Aufgrund der zunehmenden Komplexität in der Diagnostik und Therapie uroonkologischer Erkrankungen bekommt diese Multidisziplinarität im Sinne einer Vernetzung von Wissen aus unterschiedlichen medizinischen Fachrichtungen eine immer größere Bedeutung, denn auch bei den meisten anderen uroonkologischen Tumoren haben sich infolge der therapeutischen Entwicklungen der letzten Jahre multimodale Therapiekonzepte durchgesetzt. Neoadjuvante Therapiekonzepte mit Chemotherapie/I-O oder eine multimodale Radiochemotherapie ohne Zystektomie bei älteren, multimorbiden Patienten beim Urothelkarzinom, wiederholte strahlentherapeutische und nuklearmedizinische Ansätze wie beim Prostatakarzinom oder lokoablative/chirurgische Verfahren zur Eradikation von Metastasen wie beim Nierenzellkarzinom oder bei Keimzelltumoren gehören zur täglichen uroonkologischen Routine. Die nun immer besser funktionierende Zusammenarbeit ist für mich ein Meilenstein in der Betreuung von uroonkologischen Patienten.

Blick in die Zukunft

Neue Substanzen, wie HIF(„Hypoxie-induzierter Faktor“)-Inhibitoren oder Glutaminase-Inhibitoren werden beim Nierenzellkarzinom in Mono- oder auch Kombinationsstudien untersucht. Neue ADC, wie z.B. Sacituzumab Govitecan, oder auch kombinierte Immuntherapien sollen das Gesamtüberleben der Urothelkarzinompatienten weiter verlängern.

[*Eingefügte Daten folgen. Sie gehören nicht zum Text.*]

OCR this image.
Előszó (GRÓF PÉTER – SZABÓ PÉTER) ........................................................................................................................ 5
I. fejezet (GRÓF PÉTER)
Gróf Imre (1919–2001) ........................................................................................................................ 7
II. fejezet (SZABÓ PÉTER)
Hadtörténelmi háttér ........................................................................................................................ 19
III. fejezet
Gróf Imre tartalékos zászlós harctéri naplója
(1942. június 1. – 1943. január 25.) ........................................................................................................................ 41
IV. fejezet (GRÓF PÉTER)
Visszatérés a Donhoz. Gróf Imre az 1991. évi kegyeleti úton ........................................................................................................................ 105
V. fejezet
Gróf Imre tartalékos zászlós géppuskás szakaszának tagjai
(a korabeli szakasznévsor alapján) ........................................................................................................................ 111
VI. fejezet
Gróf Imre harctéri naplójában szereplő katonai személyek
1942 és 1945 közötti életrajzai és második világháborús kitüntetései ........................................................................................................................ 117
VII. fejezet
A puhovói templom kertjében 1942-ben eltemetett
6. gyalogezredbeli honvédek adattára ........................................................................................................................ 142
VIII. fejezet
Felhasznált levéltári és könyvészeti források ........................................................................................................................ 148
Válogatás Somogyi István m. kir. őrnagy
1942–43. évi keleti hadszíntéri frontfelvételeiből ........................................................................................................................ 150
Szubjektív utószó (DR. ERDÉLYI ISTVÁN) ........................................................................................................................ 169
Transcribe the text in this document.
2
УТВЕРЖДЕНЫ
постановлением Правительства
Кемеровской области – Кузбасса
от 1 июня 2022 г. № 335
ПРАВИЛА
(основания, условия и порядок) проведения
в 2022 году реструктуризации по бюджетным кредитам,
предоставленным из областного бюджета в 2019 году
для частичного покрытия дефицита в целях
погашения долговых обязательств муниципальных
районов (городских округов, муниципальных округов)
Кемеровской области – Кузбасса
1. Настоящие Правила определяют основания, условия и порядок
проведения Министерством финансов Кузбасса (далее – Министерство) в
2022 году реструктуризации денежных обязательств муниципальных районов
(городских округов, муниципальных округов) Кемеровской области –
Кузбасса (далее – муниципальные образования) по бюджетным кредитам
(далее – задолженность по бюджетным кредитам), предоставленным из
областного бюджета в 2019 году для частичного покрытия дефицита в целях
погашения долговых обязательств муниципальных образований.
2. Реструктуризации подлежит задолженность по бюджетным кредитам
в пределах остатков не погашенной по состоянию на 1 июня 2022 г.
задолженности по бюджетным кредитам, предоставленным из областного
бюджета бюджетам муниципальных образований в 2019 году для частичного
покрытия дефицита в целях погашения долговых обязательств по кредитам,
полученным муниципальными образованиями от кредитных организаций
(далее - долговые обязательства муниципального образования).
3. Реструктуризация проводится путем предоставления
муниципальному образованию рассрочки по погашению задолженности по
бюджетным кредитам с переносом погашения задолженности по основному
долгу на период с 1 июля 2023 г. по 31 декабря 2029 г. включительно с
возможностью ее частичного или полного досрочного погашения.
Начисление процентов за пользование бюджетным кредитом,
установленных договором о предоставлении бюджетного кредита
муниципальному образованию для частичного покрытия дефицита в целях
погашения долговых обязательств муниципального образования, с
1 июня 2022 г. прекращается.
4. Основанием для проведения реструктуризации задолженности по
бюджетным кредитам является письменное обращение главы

Wünschenswert für die Zukunft wäre die Etablierung von prädiktiven Biomarkern. In zahlreichen Studien wurden inzwischen für beide Entitäten Biomarker mit mehr oder weniger klinischer Relevanz definiert. Idealerweise benötigen wir Marker, welche den Einzug in die Routine schaffen, damit die Patientenselektion erleichtert und das Therapieansprechen verbessert wird und die Toxizität sowie die Kosten gesenkt werden. Die Erfolgsgeschichte der Uroonkologie geht weiter und soll unseren Patienten in den nächsten 20 Jahren eine weitere Verbesserung mit anhaltenden Remissionen bringen.